Isolations of cubic lattices from their proper sublattices

TL;DR

This paper investigates the minimal rank of quadratic forms called isolations that represent all subforms of a sum of squares except the form itself, providing exact values for small cases and bounds for general n.

Contribution

It establishes the exact minimal ranks for isolations of sums of squares and derives bounds, including asymptotic growth rates, for all positive integers n.

Findings

Iso(I_2)=5

Iso(I_3)=6

Iso(I_n) grows at least as fast as n^{3/2 - epsilon}

Abstract

A (positive definite and integral) quadratic form is called {\it an isolation} of a quadratic form $f$ if it represents all subforms of $f$ except for $f$ itself.
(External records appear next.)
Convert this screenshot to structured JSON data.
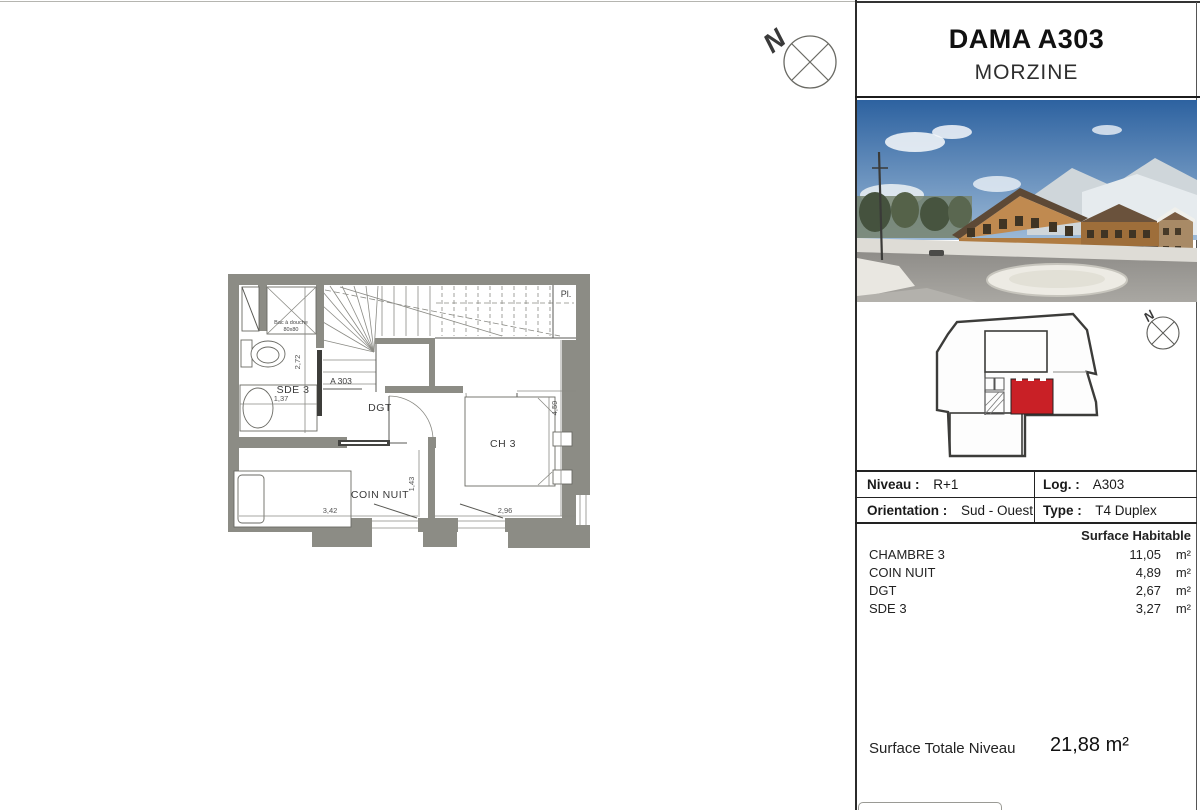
{
  "header": {
    "title": "DAMA A303",
    "subtitle": "MORZINE"
  },
  "compass": {
    "label": "N"
  },
  "floor_plan": {
    "labels": {
      "sde3": "SDE 3",
      "dgt": "DGT",
      "ch3": "CH 3",
      "coin_nuit": "COIN NUIT",
      "closet": "Pl.",
      "unit_door": "A 303",
      "shower_line1": "Bac à douche",
      "shower_line2": "80x80"
    },
    "dims": {
      "sde3_width": "1,37",
      "sde3_depth": "2,72",
      "coin_nuit_width": "3,42",
      "coin_nuit_depth": "1,43",
      "ch3_width": "2,96",
      "ch3_depth": "4,59"
    }
  },
  "site_plan": {
    "compass_label": "N",
    "highlight_color": "#c92026"
  },
  "info_table": {
    "niveau_label": "Niveau :",
    "niveau_value": "R+1",
    "log_label": "Log. :",
    "log_value": "A303",
    "orientation_label": "Orientation :",
    "orientation_value": "Sud - Ouest",
    "type_label": "Type :",
    "type_value": "T4 Duplex"
  },
  "surfaces": {
    "header": "Surface Habitable",
    "items": [
      {
        "name": "CHAMBRE 3",
        "value": "11,05",
        "unit": "m²"
      },
      {
        "name": "COIN NUIT",
        "value": "4,89",
        "unit": "m²"
      },
      {
        "name": "DGT",
        "value": "2,67",
        "unit": "m²"
      },
      {
        "name": "SDE 3",
        "value": "3,27",
        "unit": "m²"
      }
    ]
  },
  "total": {
    "label": "Surface Totale Niveau",
    "value": "21,88 m²"
  }
}
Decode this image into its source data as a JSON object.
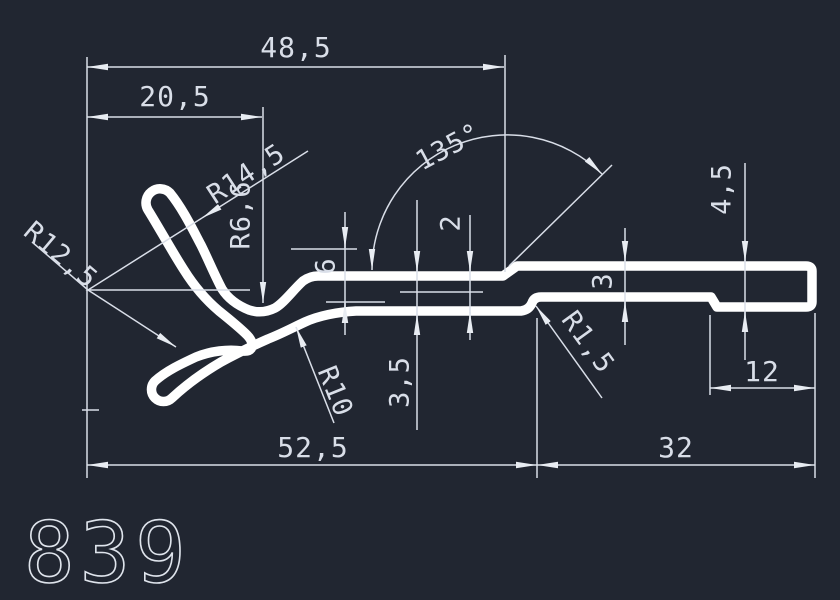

The minimum rank of isolations of a quadratic form $f$ is denoted, if it exists, by $\text{Iso}(f)$. In this article, we show that $\text{Iso}(I_2)=5$ and $\text{Iso}(I_3)=6$, where $I_n=x_1^2+\dots+x_n^2$ is the sum of $n$ squares for any positive integer $n$. After proving that there always exists an isolation of $I_n$ for any positive integer $n$, we provide some explicit lower and upper bounds for $\text{Iso}(I_n)$. In particular, we show that $\text{Iso}(I_n) \in \Omega(n^{\frac32-\epsilon})$ for any $\epsilon>0$.